3.1.9) Click 'Start' and wait for the fingerprinting to end.
4) Once fingerprinting ends, you can check how well recognition works.
4.1) Run Main application ('SoundTools')
4.1.1) Click on 'Query Fingerprint'
4.1.2) Select the connection string to your database with containing fingerprints.
4.1.3) Select # of seconds to analyze from each music file presented to the algorithm.
4.1.4) Select the starting point of the song from where fingerprinting will begin (random start point can be considered any start point except '0')
4.1.5) Select Max/Min Stride and Stride type.

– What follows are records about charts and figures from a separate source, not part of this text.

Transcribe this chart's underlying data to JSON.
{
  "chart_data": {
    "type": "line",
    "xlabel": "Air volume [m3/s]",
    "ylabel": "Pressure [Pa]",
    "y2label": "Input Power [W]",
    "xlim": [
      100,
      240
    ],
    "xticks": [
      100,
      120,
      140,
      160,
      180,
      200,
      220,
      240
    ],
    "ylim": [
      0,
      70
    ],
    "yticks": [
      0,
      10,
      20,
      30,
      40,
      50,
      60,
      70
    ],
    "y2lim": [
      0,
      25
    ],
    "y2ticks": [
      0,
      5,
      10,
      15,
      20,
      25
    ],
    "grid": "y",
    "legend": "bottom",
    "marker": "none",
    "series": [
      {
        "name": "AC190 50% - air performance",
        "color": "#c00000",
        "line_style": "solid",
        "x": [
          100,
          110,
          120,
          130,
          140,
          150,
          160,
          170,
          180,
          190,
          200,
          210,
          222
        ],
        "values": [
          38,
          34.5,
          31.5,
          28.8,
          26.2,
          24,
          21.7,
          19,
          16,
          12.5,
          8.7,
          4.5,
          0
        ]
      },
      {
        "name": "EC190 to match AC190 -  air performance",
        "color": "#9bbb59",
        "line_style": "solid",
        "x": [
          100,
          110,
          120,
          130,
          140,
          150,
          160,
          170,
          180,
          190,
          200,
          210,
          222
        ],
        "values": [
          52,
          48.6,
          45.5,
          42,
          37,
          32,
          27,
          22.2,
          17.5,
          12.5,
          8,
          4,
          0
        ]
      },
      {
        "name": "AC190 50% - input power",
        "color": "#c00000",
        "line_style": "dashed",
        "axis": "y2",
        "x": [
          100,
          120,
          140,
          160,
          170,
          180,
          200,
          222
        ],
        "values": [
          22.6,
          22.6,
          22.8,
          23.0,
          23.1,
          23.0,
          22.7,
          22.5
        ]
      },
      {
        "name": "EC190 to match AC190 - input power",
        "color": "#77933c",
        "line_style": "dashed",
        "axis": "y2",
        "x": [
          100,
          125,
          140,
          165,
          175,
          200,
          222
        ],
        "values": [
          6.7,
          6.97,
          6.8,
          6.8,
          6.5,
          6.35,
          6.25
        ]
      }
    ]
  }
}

4.1.6) Select Threshold (# of table votes for the fingerprint to be considered a potential candidate E.g. For 25 tables, 5 threshold votes is considered a good choice).
4.1.7) Select number of Keys/Hashtables/TopWavelets (Please set them equal to the same value as in case of creating the fingerprint).
4.1.8) Select files to be analyzed.
4.1.9) Click start.
5) Analyzing the results:
Finally, you'll see the results in the datagrid with the associated statistics (Hamming Distance average between query and final fingerprint, Minimum hamming, number of table votes, etc). Using this data will help you in processing the results and choosing better configuration of the system. Actually, tuning the data, might be considered the most difficult procedure within the algorithm.